I’ve heard these same complaints, but typically from elderly or white middle-aged males – but you don’t often hear it from younger people or anyone engaged in the evolving culture here in this country and in the independent film community. If you don’t care about civil rights you aren’t going to care about Selma. It’s really as simple as that. You either feel the pulse of its urgency or you don’t. If you spend all of your free time deciding which day to wash your hair or which car pick-up company to use to take you to which event you’re certainly going to be far, far removed from the urgency a film like Selma brings.
She does have a point when she says:
Birdman is a great job by Fox Searchlight — it’s a weird, quirky movie that they did a really good job of selling. I never thought that it would make it all the way to the finish line like it has — but then I remember that it’s about a tortured actor, and when you think about who is doing the voting, at SAG and the Academy, it’s a lot of other tortured actors. I just don’t know how much it’s resonating out in the world. I mean, American Sniper made more in its third weekend in wide release than Birdman has made in its entirety.
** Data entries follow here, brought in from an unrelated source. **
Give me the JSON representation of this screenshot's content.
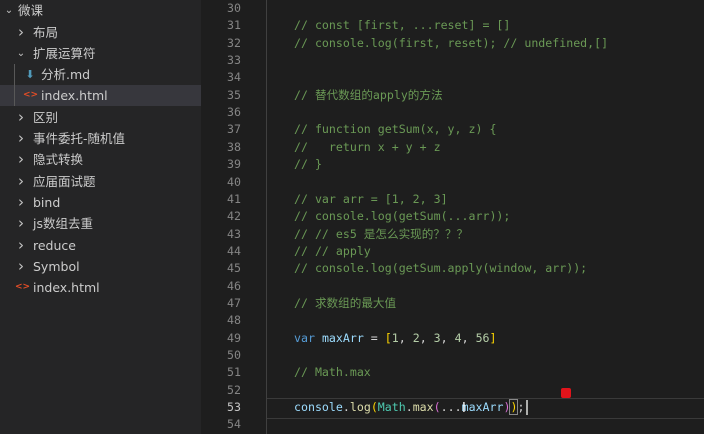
{
  "explorer": {
    "root": {
      "label": "微课",
      "chevron": "chevron-down"
    },
    "items": [
      {
        "label": "布局",
        "type": "folder",
        "state": "collapsed"
      },
      {
        "label": "扩展运算符",
        "type": "folder",
        "state": "expanded"
      },
      {
        "label": "分析.md",
        "type": "file",
        "icon": "markdown-icon",
        "icon_color": "#519aba"
      },
      {
        "label": "index.html",
        "type": "file",
        "icon": "html-icon",
        "icon_color": "#e44d26",
        "selected": true
      },
      {
        "label": "区别",
        "type": "folder",
        "state": "collapsed"
      },
      {
        "label": "事件委托-随机值",
        "type": "folder",
        "state": "collapsed"
      },
      {
        "label": "隐式转换",
        "type": "folder",
        "state": "collapsed"
      },
      {
        "label": "应届面试题",
        "type": "folder",
        "state": "collapsed"
      },
      {
        "label": "bind",
        "type": "folder",
        "state": "collapsed"
      },
      {
        "label": "js数组去重",
        "type": "folder",
        "state": "collapsed"
      },
      {
        "label": "reduce",
        "type": "folder",
        "state": "collapsed"
      },
      {
        "label": "Symbol",
        "type": "folder",
        "state": "collapsed"
      },
      {
        "label": "index.html",
        "type": "file",
        "icon": "html-icon",
        "icon_color": "#e44d26"
      }
    ]
  },
  "editor": {
    "current_line": 53,
    "lines": [
      {
        "n": "30",
        "tokens": []
      },
      {
        "n": "31",
        "tokens": [
          {
            "t": "// const [first, ...reset] = []",
            "c": "cmt"
          }
        ]
      },
      {
        "n": "32",
        "tokens": [
          {
            "t": "// console.log(first, reset); // undefined,[]",
            "c": "cmt"
          }
        ]
      },
      {
        "n": "33",
        "tokens": []
      },
      {
        "n": "34",
        "tokens": []
      },
      {
        "n": "35",
        "tokens": [
          {
            "t": "// 替代数组的apply的方法",
            "c": "cmt"
          }
        ]
      },
      {
        "n": "36",
        "tokens": []
      },
      {
        "n": "37",
        "tokens": [
          {
            "t": "// function getSum(x, y, z) {",
            "c": "cmt"
          }
        ]
      },
      {
        "n": "38",
        "tokens": [
          {
            "t": "//   return x + y + z",
            "c": "cmt"
          }
        ]
      },
      {
        "n": "39",
        "tokens": [
          {
            "t": "// }",
            "c": "cmt"
          }
        ]
      },
      {
        "n": "40",
        "tokens": []
      },
      {
        "n": "41",
        "tokens": [
          {
            "t": "// var arr = [1, 2, 3]",
            "c": "cmt"
          }
        ]
      },
      {
        "n": "42",
        "tokens": [
          {
            "t": "// console.log(getSum(...arr));",
            "c": "cmt"
          }
        ]
      },
      {
        "n": "43",
        "tokens": [
          {
            "t": "// // es5 是怎么实现的？？？",
            "c": "cmt"
          }
        ]
      },
      {
        "n": "44",
        "tokens": [
          {
            "t": "// // apply",
            "c": "cmt"
          }
        ]
      },
      {
        "n": "45",
        "tokens": [
          {
            "t": "// console.log(getSum.apply(window, arr));",
            "c": "cmt"
          }
        ]
      },
      {
        "n": "46",
        "tokens": []
      },
      {
        "n": "47",
        "tokens": [
          {
            "t": "// 求数组的最大值",
            "c": "cmt"
          }
        ]
      },
      {
        "n": "48",
        "tokens": []
      },
      {
        "n": "49",
        "tokens": [
          {
            "t": "var",
            "c": "kw"
          },
          {
            "t": " ",
            "c": "pl"
          },
          {
            "t": "maxArr",
            "c": "var"
          },
          {
            "t": " = ",
            "c": "pl"
          },
          {
            "t": "[",
            "c": "br1"
          },
          {
            "t": "1",
            "c": "num"
          },
          {
            "t": ", ",
            "c": "pl"
          },
          {
            "t": "2",
            "c": "num"
          },
          {
            "t": ", ",
            "c": "pl"
          },
          {
            "t": "3",
            "c": "num"
          },
          {
            "t": ", ",
            "c": "pl"
          },
          {
            "t": "4",
            "c": "num"
          },
          {
            "t": ", ",
            "c": "pl"
          },
          {
            "t": "56",
            "c": "num"
          },
          {
            "t": "]",
            "c": "br1"
          }
        ]
      },
      {
        "n": "50",
        "tokens": []
      },
      {
        "n": "51",
        "tokens": [
          {
            "t": "// Math.max",
            "c": "cmt"
          }
        ]
      },
      {
        "n": "52",
        "tokens": []
      },
      {
        "n": "53",
        "tokens": [
          {
            "t": "console",
            "c": "var"
          },
          {
            "t": ".",
            "c": "pl"
          },
          {
            "t": "log",
            "c": "fn"
          },
          {
            "t": "(",
            "c": "br1"
          },
          {
            "t": "Math",
            "c": "cls"
          },
          {
            "t": ".",
            "c": "pl"
          },
          {
            "t": "max",
            "c": "fn"
          },
          {
            "t": "(",
            "c": "br2"
          },
          {
            "t": "...",
            "c": "pl"
          },
          {
            "t": "maxArr",
            "c": "var"
          },
          {
            "t": ")",
            "c": "br2"
          },
          {
            "t": ")",
            "c": "br1 bm"
          },
          {
            "t": ";",
            "c": "pl"
          }
        ]
      },
      {
        "n": "54",
        "tokens": []
      }
    ]
  }
}
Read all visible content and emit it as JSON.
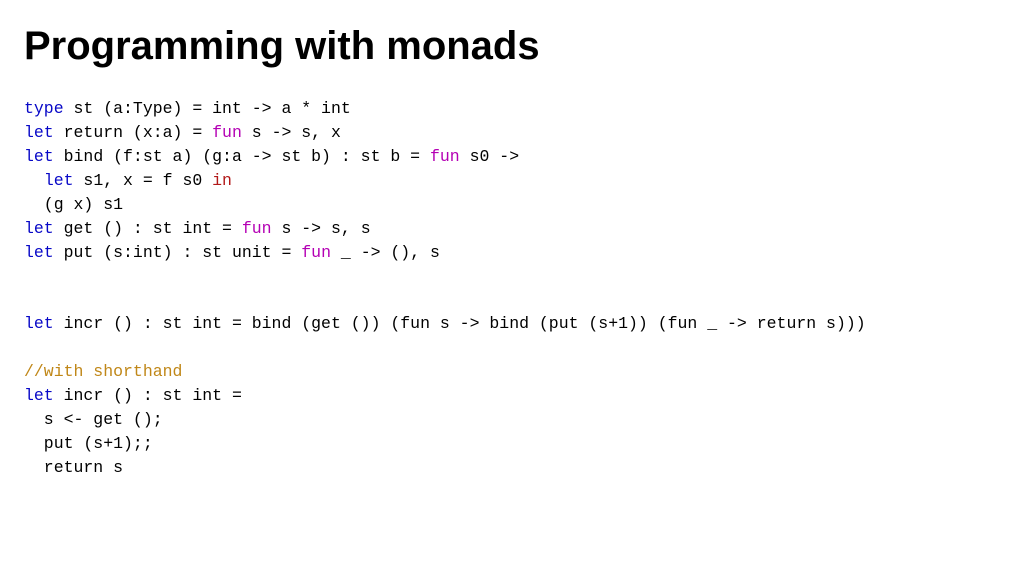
{
  "title": "Programming with monads",
  "code": {
    "l1": {
      "type": "type",
      "rest": " st (a:Type) = int -> a * int"
    },
    "l2": {
      "let": "let",
      "mid1": " return (x:a) = ",
      "fun": "fun",
      "rest": " s -> s, x"
    },
    "l3": {
      "let": "let",
      "mid1": " bind (f:st a) (g:a -> st b) : st b = ",
      "fun": "fun",
      "rest": " s0 ->"
    },
    "l4": {
      "pre": "  ",
      "let": "let",
      "mid": " s1, x = f s0 ",
      "in": "in"
    },
    "l5": "  (g x) s1",
    "l6": {
      "let": "let",
      "mid": " get () : st int = ",
      "fun": "fun",
      "rest": " s -> s, s"
    },
    "l7": {
      "let": "let",
      "mid": " put (s:int) : st unit = ",
      "fun": "fun",
      "rest": " _ -> (), s"
    },
    "l8": {
      "let": "let",
      "rest": " incr () : st int = bind (get ()) (fun s -> bind (put (s+1)) (fun _ -> return s)))"
    },
    "l9": "//with shorthand",
    "l10": {
      "let": "let",
      "rest": " incr () : st int ="
    },
    "l11": "  s <- get ();",
    "l12": "  put (s+1);;",
    "l13": "  return s"
  }
}
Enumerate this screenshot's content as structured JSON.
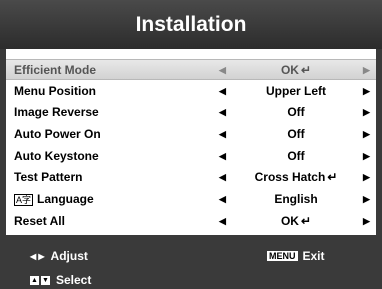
{
  "title": "Installation",
  "rows": [
    {
      "label": "Efficient Mode",
      "value": "OK",
      "enter": true,
      "selected": true
    },
    {
      "label": "Menu Position",
      "value": "Upper Left",
      "enter": false
    },
    {
      "label": "Image Reverse",
      "value": "Off",
      "enter": false
    },
    {
      "label": "Auto Power On",
      "value": "Off",
      "enter": false
    },
    {
      "label": "Auto Keystone",
      "value": "Off",
      "enter": false
    },
    {
      "label": "Test Pattern",
      "value": "Cross Hatch",
      "enter": true
    },
    {
      "label": "Language",
      "value": "English",
      "enter": false,
      "icon": "A字"
    },
    {
      "label": "Reset All",
      "value": "OK",
      "enter": true
    }
  ],
  "glyphs": {
    "arrow_left": "◀",
    "arrow_right": "▶",
    "enter": "↵",
    "up": "▲",
    "down": "▼"
  },
  "footer": {
    "adjust_label": "Adjust",
    "select_label": "Select",
    "menu_key": "MENU",
    "exit_label": "Exit"
  },
  "colors": {
    "title_bg": "#3a3a3a",
    "footer_bg": "#3a3a3a",
    "selected_row_bg": "#dcdcdc"
  }
}
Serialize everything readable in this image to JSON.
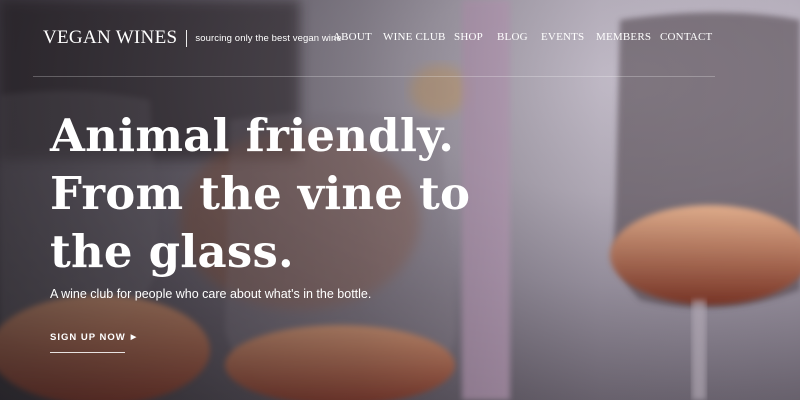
{
  "brand": {
    "name": "VEGAN WINES",
    "tagline": "sourcing only the best vegan wine"
  },
  "nav": {
    "items": [
      "ABOUT",
      "WINE CLUB",
      "SHOP",
      "BLOG",
      "EVENTS",
      "MEMBERS",
      "CONTACT"
    ]
  },
  "hero": {
    "title_lines": [
      "Animal friendly.",
      "From the vine to",
      "the glass."
    ],
    "subtitle": "A wine club for people who care about what's in the bottle.",
    "cta_label": "SIGN UP NOW",
    "cta_icon": "triangle-right-icon"
  },
  "colors": {
    "text": "#ffffff",
    "wine": "#c8745a"
  },
  "background": {
    "image": "blurred photo of rosé wine glasses and a candle"
  }
}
Unfortunately she doesn’t take the thought further to analyze exactly why Birdman is resonating with the film industry as a whole. Doesn’t take rocket science. It won with producers, actors and directors. But it won nowhere else.
And here she shows just how out of touch the voters really are:
On paper, The Imitation Game seemed to be the one to me. It’s a great story, well-crafted, [Benedict Cumberbatch] is really good and it’s been a big success. It’s what you call “prestige filmmaking.” So why isn’t it receiving more recognition? I’d like to believe it’s karma for Harvey [Weinstein]. But I’m going to hold my nose and vote for it anyway because when you vote for best picture, what you should try to do is vote for the movie that, years from now, people will still watch and talk about. For some years, it’s like, “Huh?! Around the World in 80 Days [the winner for 1956] won best picture? Are you kidding me?” So I try to vote in a way so that, in 50 years, people aren’t going to go, “Huh?!” MY VOTE: (1) The Imitation Game; (2) Birdman; (3) American Sniper; (4) Boyhood; (5) The Grand Budapest Hotel
Of all of the movies in the lineup she picks The Imitation Game as the one that will stand the test of time? By the logic of her other remarks, she should have picked American Sniper.
I don’t like this way of thinking but I’m afraid this is how a very large number of Academy members think. This is very representative of who they are, sadly. Sure, there is a smaller percentage of younger, more diverse voters but this kind of mindset — traditional Hollywood – impedes progress.